Penyebab  Mata Mudah Kering pada Lansia
Proses penuaan tidak hanya berdampak pada fisik tapi juga metabolisme. Ketika memasuki masa penuaan terjadi berbagai perubahan hormon yang dapat berdampak pada produktivitas air mata. Air mata diproduksi di kelenjar lakrima atau kelenjar air mata, dimana produksi tersebut diatur oleh hormon.

Berdasarkan penelitian hormon seksual seperti androgen yang menurun pada proses penuaan berpengaruh terhadap kinerja kelenjar lakrima. Hal inilah yang menyebabkan lansia memiliki resiko lebih tinggi mengalami mata yang kering. Selain itu berkurangnya kemampuan otot mata akibat penuaan juga bisa mempengaruhi kinerja kelenjar lakrima.

Kondisi medis lain seperti rheumatoid arthritis, diabetes dan gangguan tiroid bisa menjadi faktor lain yang meningkatkan resiko mata menjadi kering.
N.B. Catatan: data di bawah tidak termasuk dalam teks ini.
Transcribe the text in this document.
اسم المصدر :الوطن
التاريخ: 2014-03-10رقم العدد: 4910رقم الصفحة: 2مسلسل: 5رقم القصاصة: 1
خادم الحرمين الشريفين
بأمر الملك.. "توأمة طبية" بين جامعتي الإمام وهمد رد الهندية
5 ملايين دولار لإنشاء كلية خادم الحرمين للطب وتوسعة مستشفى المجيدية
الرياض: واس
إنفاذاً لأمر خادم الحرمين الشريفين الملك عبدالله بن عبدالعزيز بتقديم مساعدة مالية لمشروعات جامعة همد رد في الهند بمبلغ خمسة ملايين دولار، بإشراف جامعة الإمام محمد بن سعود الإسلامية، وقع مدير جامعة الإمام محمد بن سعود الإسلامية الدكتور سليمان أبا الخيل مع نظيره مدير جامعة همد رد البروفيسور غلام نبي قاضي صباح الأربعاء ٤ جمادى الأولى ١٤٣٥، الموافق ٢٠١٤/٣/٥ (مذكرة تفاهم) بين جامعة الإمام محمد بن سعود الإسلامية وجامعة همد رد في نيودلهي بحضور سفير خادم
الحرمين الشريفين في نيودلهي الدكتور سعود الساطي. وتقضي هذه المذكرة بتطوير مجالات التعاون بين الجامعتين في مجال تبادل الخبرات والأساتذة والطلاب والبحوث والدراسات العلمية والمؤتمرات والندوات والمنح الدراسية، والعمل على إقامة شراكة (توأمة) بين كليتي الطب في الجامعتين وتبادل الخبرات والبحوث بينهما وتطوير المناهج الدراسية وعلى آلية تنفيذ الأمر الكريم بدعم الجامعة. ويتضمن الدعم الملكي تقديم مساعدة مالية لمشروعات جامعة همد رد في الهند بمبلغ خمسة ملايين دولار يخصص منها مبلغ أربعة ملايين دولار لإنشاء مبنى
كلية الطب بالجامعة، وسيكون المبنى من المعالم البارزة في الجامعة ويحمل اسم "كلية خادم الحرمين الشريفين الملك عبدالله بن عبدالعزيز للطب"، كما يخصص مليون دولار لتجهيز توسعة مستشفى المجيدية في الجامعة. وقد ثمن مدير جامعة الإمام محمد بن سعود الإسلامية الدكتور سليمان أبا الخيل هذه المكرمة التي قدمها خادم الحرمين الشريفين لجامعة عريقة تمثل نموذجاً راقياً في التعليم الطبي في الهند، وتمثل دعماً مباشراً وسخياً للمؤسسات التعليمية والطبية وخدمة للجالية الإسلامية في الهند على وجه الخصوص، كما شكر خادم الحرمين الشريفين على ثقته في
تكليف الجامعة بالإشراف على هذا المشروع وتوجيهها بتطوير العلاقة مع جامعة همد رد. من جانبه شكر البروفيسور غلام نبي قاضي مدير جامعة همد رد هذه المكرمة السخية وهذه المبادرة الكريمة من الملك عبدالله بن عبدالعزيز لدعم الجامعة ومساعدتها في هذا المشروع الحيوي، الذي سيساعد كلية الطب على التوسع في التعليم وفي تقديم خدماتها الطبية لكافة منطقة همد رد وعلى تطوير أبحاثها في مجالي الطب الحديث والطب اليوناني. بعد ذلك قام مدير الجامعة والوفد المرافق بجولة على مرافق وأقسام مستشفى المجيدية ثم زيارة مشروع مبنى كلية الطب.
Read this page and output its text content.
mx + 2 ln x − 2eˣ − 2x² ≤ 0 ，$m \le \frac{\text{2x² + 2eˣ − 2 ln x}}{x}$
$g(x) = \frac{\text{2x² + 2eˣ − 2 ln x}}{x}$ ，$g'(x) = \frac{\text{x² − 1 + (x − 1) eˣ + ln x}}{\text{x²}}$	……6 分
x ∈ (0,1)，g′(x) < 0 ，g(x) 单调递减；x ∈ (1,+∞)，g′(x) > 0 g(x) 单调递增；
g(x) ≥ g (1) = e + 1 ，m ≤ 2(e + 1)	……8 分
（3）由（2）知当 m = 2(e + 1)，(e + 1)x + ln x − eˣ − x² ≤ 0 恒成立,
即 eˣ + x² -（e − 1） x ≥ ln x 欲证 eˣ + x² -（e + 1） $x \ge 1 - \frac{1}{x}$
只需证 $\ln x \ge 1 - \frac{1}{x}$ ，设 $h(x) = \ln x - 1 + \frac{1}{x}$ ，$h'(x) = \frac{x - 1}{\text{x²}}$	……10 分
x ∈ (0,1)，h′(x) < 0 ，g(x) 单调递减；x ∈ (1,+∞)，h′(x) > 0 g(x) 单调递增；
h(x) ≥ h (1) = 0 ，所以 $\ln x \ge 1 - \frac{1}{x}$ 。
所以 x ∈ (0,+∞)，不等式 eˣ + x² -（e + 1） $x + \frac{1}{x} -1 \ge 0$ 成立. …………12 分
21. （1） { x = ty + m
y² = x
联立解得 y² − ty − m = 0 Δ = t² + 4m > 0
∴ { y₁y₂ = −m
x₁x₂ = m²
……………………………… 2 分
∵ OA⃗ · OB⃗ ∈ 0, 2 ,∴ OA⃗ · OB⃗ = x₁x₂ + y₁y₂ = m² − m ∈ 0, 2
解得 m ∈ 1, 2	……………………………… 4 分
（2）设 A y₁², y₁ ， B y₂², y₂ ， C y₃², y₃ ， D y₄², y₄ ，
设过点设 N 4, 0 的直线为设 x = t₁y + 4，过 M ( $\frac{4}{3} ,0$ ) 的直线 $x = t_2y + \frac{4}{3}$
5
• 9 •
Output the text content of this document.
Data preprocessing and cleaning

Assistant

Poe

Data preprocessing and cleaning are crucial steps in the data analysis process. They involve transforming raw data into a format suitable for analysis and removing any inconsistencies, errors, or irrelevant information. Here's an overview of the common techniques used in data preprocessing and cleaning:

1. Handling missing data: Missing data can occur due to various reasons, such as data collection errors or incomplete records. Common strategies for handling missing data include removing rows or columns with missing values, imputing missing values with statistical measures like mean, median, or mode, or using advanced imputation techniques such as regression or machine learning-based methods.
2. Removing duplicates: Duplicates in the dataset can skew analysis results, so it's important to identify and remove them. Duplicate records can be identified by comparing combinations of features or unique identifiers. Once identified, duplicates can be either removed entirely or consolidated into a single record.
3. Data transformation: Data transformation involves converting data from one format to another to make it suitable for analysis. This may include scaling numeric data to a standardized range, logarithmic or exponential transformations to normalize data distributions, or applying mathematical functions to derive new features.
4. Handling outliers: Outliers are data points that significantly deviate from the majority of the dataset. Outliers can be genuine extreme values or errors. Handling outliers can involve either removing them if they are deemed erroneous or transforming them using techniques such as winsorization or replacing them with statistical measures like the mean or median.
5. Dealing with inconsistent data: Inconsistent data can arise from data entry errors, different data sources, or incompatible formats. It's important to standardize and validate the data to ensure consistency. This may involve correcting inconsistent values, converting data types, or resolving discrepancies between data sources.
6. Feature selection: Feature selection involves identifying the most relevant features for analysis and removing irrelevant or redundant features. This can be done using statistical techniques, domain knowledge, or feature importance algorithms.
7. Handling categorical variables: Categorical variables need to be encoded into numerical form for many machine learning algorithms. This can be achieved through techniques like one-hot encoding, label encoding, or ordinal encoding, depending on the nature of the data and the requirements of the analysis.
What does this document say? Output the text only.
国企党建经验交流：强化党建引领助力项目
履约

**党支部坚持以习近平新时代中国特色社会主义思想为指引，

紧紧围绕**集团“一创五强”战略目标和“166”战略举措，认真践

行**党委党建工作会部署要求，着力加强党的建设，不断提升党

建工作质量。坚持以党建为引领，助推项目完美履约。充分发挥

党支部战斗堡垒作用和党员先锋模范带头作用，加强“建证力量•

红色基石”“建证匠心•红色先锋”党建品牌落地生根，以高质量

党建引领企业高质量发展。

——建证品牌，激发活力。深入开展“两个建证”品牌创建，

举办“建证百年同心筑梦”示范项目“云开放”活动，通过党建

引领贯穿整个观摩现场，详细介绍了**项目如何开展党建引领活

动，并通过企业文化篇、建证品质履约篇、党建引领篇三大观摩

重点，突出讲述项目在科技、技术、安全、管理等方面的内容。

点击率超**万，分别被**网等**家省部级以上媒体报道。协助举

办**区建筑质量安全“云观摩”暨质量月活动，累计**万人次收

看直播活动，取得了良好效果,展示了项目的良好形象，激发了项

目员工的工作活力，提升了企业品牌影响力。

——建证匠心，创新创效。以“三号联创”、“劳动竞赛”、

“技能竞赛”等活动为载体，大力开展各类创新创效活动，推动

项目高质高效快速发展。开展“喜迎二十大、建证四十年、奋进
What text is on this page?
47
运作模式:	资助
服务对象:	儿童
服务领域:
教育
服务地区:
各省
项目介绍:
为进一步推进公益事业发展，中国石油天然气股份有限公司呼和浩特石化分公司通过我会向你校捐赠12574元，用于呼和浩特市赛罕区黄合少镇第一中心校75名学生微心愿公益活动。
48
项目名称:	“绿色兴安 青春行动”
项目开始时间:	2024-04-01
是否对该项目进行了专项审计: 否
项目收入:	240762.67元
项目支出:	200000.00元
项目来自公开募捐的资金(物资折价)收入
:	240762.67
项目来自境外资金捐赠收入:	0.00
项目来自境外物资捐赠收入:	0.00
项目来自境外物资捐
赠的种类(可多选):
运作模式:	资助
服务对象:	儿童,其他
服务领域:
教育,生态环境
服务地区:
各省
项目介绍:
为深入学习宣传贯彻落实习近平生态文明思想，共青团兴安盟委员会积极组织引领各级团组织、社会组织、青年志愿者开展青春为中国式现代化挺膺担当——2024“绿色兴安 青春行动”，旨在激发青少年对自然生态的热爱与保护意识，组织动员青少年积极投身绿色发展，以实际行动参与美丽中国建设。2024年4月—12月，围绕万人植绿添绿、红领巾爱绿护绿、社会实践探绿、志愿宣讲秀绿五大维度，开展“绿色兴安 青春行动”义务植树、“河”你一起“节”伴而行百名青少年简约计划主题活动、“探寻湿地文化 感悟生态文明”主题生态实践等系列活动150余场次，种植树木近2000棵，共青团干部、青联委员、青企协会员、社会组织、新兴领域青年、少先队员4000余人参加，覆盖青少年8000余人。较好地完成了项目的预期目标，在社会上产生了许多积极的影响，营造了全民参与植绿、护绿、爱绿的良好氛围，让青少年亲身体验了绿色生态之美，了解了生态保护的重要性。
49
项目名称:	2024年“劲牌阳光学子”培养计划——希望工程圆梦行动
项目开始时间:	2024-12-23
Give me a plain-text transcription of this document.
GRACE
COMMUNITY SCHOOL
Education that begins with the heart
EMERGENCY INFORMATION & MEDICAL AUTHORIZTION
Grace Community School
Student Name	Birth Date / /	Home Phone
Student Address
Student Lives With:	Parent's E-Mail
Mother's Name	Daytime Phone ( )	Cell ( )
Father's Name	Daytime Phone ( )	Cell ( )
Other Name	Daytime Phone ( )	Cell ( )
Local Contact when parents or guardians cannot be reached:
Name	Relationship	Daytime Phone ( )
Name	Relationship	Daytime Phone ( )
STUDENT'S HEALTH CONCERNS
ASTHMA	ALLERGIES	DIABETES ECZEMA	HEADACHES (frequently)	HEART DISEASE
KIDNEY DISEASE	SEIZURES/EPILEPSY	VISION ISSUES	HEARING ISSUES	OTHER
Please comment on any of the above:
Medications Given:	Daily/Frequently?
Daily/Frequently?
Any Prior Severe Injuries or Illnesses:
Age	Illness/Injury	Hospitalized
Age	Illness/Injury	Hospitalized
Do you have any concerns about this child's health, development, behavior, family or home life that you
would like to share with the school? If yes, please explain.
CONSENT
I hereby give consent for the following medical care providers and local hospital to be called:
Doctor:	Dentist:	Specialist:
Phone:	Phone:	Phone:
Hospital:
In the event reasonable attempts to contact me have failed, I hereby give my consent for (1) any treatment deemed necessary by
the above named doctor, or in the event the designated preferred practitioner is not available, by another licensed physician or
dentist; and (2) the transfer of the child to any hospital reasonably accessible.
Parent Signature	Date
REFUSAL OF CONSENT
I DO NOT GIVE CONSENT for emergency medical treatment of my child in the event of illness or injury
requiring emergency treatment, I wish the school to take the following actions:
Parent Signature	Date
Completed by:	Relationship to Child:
Hal ini juga bisa diperparah dengan aktivitas dan kondisi lingkungan yang dapat membuat air mata lebih cepat menguap dan menyebabkan mata lebih mudah kering.

Cara Mengatasi Masalah Mata yang Kering
Masalah mata yang kering bisa Anda atasi dengan menggunakan Insto Dry Eyes yang diformulasikan khusus untuk mengatasi masalah mata yang kering. Insto Dry Eyes juga bisa digunakan sebagai pengganti sementara air mata alami karena kandungannya yang sangat mirip dengan air mata.

Anda juga bisa mempercepat penyembuhan dan mencegah mata menjadi kering dengan melakukan beberapa hal. Salah satunya adalah menghindari atau mengurangi durasi aktivitas yang membutuhkan fokus visual tinggi. Aktivitas tersebut menyebabkan reflek berkedip menurun dan menimbulkan mata pegel dan kering lebih cepat.

Jika hal tersebut tidak dimungkinkan Anda bisa melakukan teknik 20-20-20 saat beraktivitas, dimana setiap Anda beraktivitas selama 20 menit Anda harus beristirahat selama 20 detik dengan memandang objek yang berjarak 20 kaki (6 meter). Jika perlu Anda bisa melakukan pengompresan pada mata untuk merelaksasi otot mata yang tegang setelah beraktivitas.

Ketika mata terasa kering, perih dan gatal sebaiknya jangan mengucek mata karena berpotensi melukai kornea mata atau peradangan. Anda bisa membersihkan mata dengan air bersih yang mengalir atau menggunakan Insto Dry Eyes.

Proses penuaan memang tidak bisa dihindari, namun masalah yang timbul akibat penuaan dapat dihindari atau diatasi. Ketika melakukan aktivitas sebaiknya jangan terlalu memaksakan diri, ketika mata lelah dengan cepat dan terasa kering segeralah beristirahat dan segera gunakan Insto Dry Eyes agar tidak menimbulkan masalah yang lebih serius dan berkelanjutan.